Und lecker wars, die hungrige Meute fiel über Würstchen, Salate und Kuchen her, als ob man tagelang auf hoher See gewesen sei. Entsprechend nett war die Stimmung, heitere Gelassenheit hier, ernster Austausch dort. Hans-Heinrich hatte Geburtstag, was er nicht gerne kundtat, er wollte kein Aufhebens darum machen. Viel lieber zeigte er einigen Teilnehmern den Rennachter in der angrenzenden Schülerbootshalle, den er bald nach Litauen schicken würde. Dort werden sich junge Leistungsruderer in einigen Wochen über das Geschenk aus Hamburg sehr freuen.
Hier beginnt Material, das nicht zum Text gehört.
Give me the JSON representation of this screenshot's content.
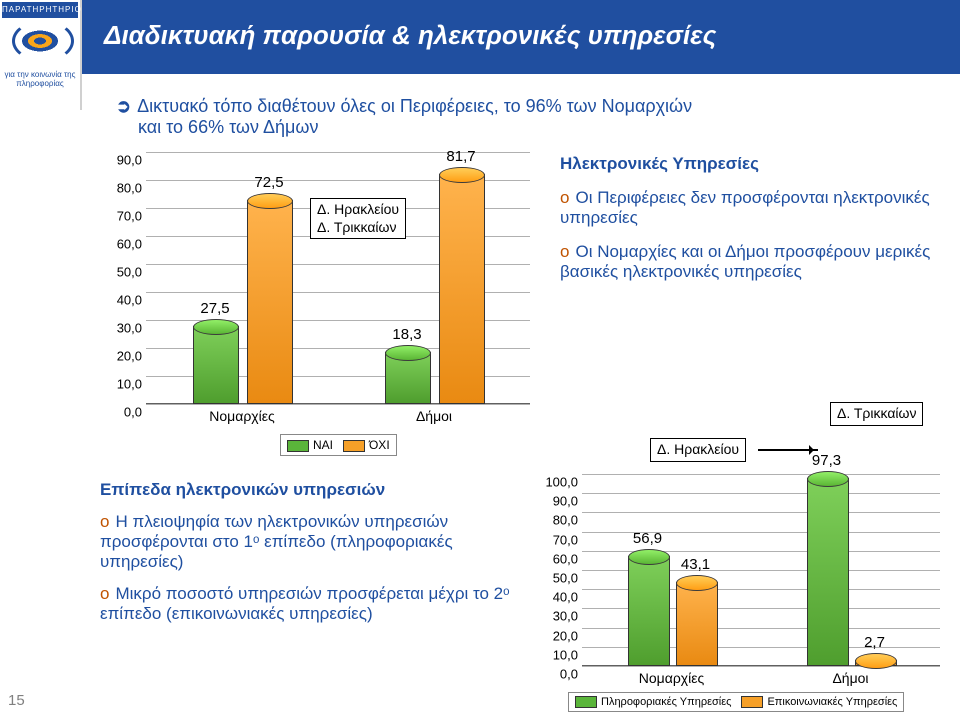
{
  "header": {
    "title": "Διαδικτυακή παρουσία & ηλεκτρονικές υπηρεσίες",
    "logo_top": "ΠΑΡΑΤΗΡΗΤΗΡΙΟ",
    "logo_bottom": "για την κοινωνία\nτης πληροφορίας"
  },
  "intro": {
    "line1": "Δικτυακό τόπο διαθέτουν όλες οι Περιφέρειες, το 96% των Νομαρχιών",
    "line2": "και το 66% των Δήμων"
  },
  "chart1": {
    "type": "bar",
    "ylim": [
      0,
      90
    ],
    "ytick_step": 10,
    "ytick_decimals": 1,
    "categories": [
      "Νομαρχίες",
      "Δήμοι"
    ],
    "bars": [
      {
        "cat": 0,
        "series": "ΝΑΙ",
        "value": 27.5,
        "label": "27,5"
      },
      {
        "cat": 0,
        "series": "ΌΧΙ",
        "value": 72.5,
        "label": "72,5"
      },
      {
        "cat": 1,
        "series": "ΝΑΙ",
        "value": 18.3,
        "label": "18,3"
      },
      {
        "cat": 1,
        "series": "ΌΧΙ",
        "value": 81.7,
        "label": "81,7"
      }
    ],
    "legend": [
      {
        "label": "ΝΑΙ",
        "swatch": "green"
      },
      {
        "label": "ΌΧΙ",
        "swatch": "orange"
      }
    ],
    "callout": {
      "line1": "Δ. Ηρακλείου",
      "line2": "Δ. Τρικκαίων"
    },
    "colors": {
      "ΝΑΙ": "#5ab53a",
      "ΌΧΙ": "#f6a028"
    }
  },
  "right_text": {
    "heading": "Ηλεκτρονικές Υπηρεσίες",
    "p1": "Οι Περιφέρειες δεν προσφέρονται ηλεκτρονικές υπηρεσίες",
    "p2": "Οι Νομαρχίες και οι Δήμοι προσφέρουν μερικές βασικές ηλεκτρονικές υπηρεσίες"
  },
  "bl_text": {
    "heading": "Επίπεδα ηλεκτρονικών υπηρεσιών",
    "p1": "Η πλειοψηφία των ηλεκτρονικών υπηρεσιών προσφέρονται στο 1ᵒ επίπεδο (πληροφοριακές υπηρεσίες)",
    "p2": "Μικρό ποσοστό υπηρεσιών προσφέρεται μέχρι το 2ᵒ επίπεδο (επικοινωνιακές υπηρεσίες)"
  },
  "chart2": {
    "type": "bar",
    "ylim": [
      0,
      100
    ],
    "ytick_step": 10,
    "ytick_decimals": 1,
    "categories": [
      "Νομαρχίες",
      "Δήμοι"
    ],
    "bars": [
      {
        "cat": 0,
        "series": "Πληροφοριακές Υπηρεσίες",
        "value": 56.9,
        "label": "56,9"
      },
      {
        "cat": 0,
        "series": "Επικοινωνιακές Υπηρεσίες",
        "value": 43.1,
        "label": "43,1"
      },
      {
        "cat": 1,
        "series": "Πληροφοριακές Υπηρεσίες",
        "value": 97.3,
        "label": "97,3"
      },
      {
        "cat": 1,
        "series": "Επικοινωνιακές Υπηρεσίες",
        "value": 2.7,
        "label": "2,7"
      }
    ],
    "legend": [
      {
        "label": "Πληροφοριακές Υπηρεσίες",
        "swatch": "green"
      },
      {
        "label": "Επικοινωνιακές Υπηρεσίες",
        "swatch": "orange"
      }
    ],
    "callout1": "Δ. Ηρακλείου",
    "callout2": "Δ. Τρικκαίων",
    "colors": {
      "Πληροφοριακές Υπηρεσίες": "#5ab53a",
      "Επικοινωνιακές Υπηρεσίες": "#f6a028"
    }
  },
  "page_number": "15"
}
Irgendwann ist aber Schluss, der Kaffee alle und die ersten drängelten zurück. Nach und nach verließ die muntere Schar den Wandsbek-Steg. Zurück zur HANSA war es deutlich schwerer als auf dem Hinweg, kennt man ja. Auch die Sonne konnte sich nicht entscheiden, ob sie jetzt bleiben oder gehen soll. Am Ende war es trotzdem der perfekte Abschluss an einem goldenen Herbsttag und nach einem außergewöhnlichen Sommer. Danke an den RV Wandsbek und an alle Helfer – auch an Olaf fürs Organisieren!

Abrudern 2018

Vorfreude: Martin, Mike und Björn haben kein Problem mit dem Achter.

Abrudern 2018

Herrliches Wetter, gute Stimmung und nette Leute: Was braucht man mehr? Ach so, ja Bier.

Abrudern 2018

Hans-Heinrich beim Erzählen. Herzlichen Glückwünsch zum Geburtstag!

1 Kommentar zu "Das war Abrudern 2018!"

  • Martin
    22. Oktober 2018 (8:59)
    Antwort

    Schöne Bilder, Dank an den Fotografen, wann ist endlich Anrudern?